The ASEAN bloc has long been discussing ditching the US dollar. The plan was already in motion, as the block had discussed multiple times, to target the multipolar currency agenda. At the same time, ASEAN has always been quite vocal about how it wants to reduce its reliance on the US dollar. A new development spurred by Trump’s fierce tariffs has now shaken ASEAN’s trust, compelling them to explore trade relations with China to protect themselves from the stark US tariffs. In this wake, China and Indonesia have already signed a bilateral deal to trade in local currencies, reducing their dollar dependence in one go.
This move, however, can end up jeopardizing the US dollar’s stance, as it could reduce the global demand for the USD, hampering its further progress. The reduced demand would ultimately take a toll on the dollar, which has already shed nearly 10% of its value in recent times.

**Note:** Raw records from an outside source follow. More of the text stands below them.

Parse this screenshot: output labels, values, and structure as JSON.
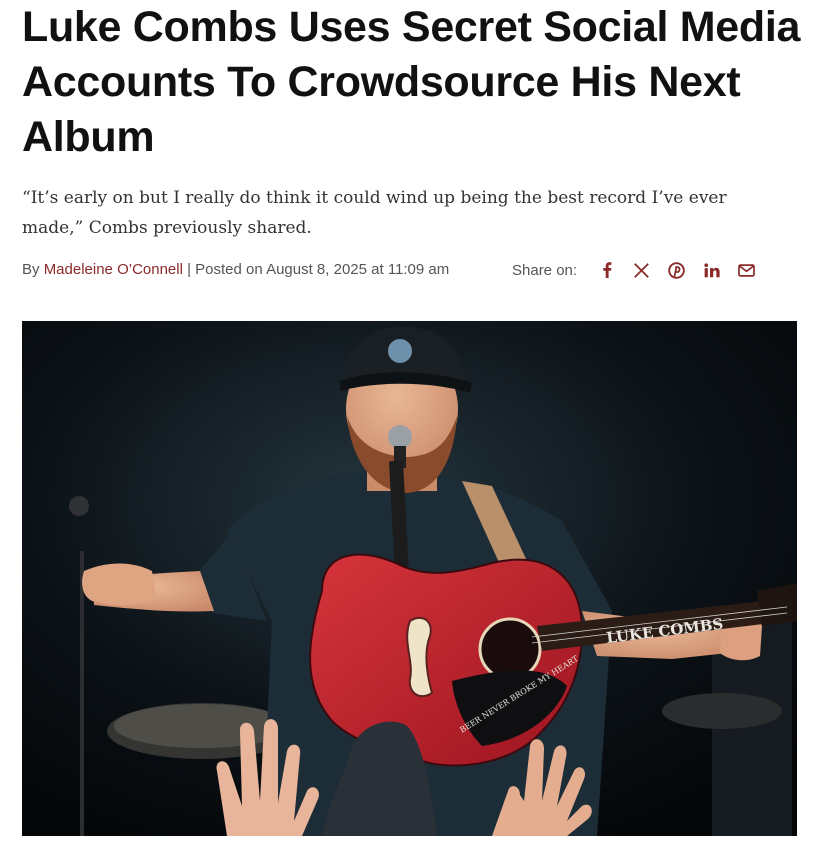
{
  "article": {
    "headline": "Luke Combs Uses Secret Social Media Accounts To Crowdsource His Next Album",
    "dek": "“It’s early on but I really do think it could wind up being the best record I’ve ever made,” Combs previously shared.",
    "byline": {
      "prefix": "By ",
      "author": "Madeleine O’Connell",
      "separator": " | ",
      "posted": "Posted on August 8, 2025 at 11:09 am"
    },
    "share": {
      "label": "Share on:",
      "buttons": [
        {
          "name": "facebook",
          "icon": "facebook-icon"
        },
        {
          "name": "x",
          "icon": "x-icon"
        },
        {
          "name": "pinterest",
          "icon": "pinterest-icon"
        },
        {
          "name": "linkedin",
          "icon": "linkedin-icon"
        },
        {
          "name": "email",
          "icon": "email-icon"
        }
      ]
    },
    "photo": {
      "guitar_text": "LUKE COMBS",
      "pickguard_text": "BEER NEVER BROKE MY HEART"
    }
  },
  "colors": {
    "accent": "#8c2a2a",
    "guitar": "#c3202a",
    "background": "#ffffff"
  }
}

2. Declining US Economic Influence in the Region


Before the US dollar’s doom, ASEAN had strong economic ties with the United States. As Trump tariff hikes started to spread global mayhem, sparking trade war fears, ASEAN geared up to weather the change, pivoting towards China for help. If the US continues to deploy aggressive strategies, it will ultimately end up sabotaging the dollar’s supremacy in the region. This development may injure the US economy on a deeper level, reducing its influence in the global market.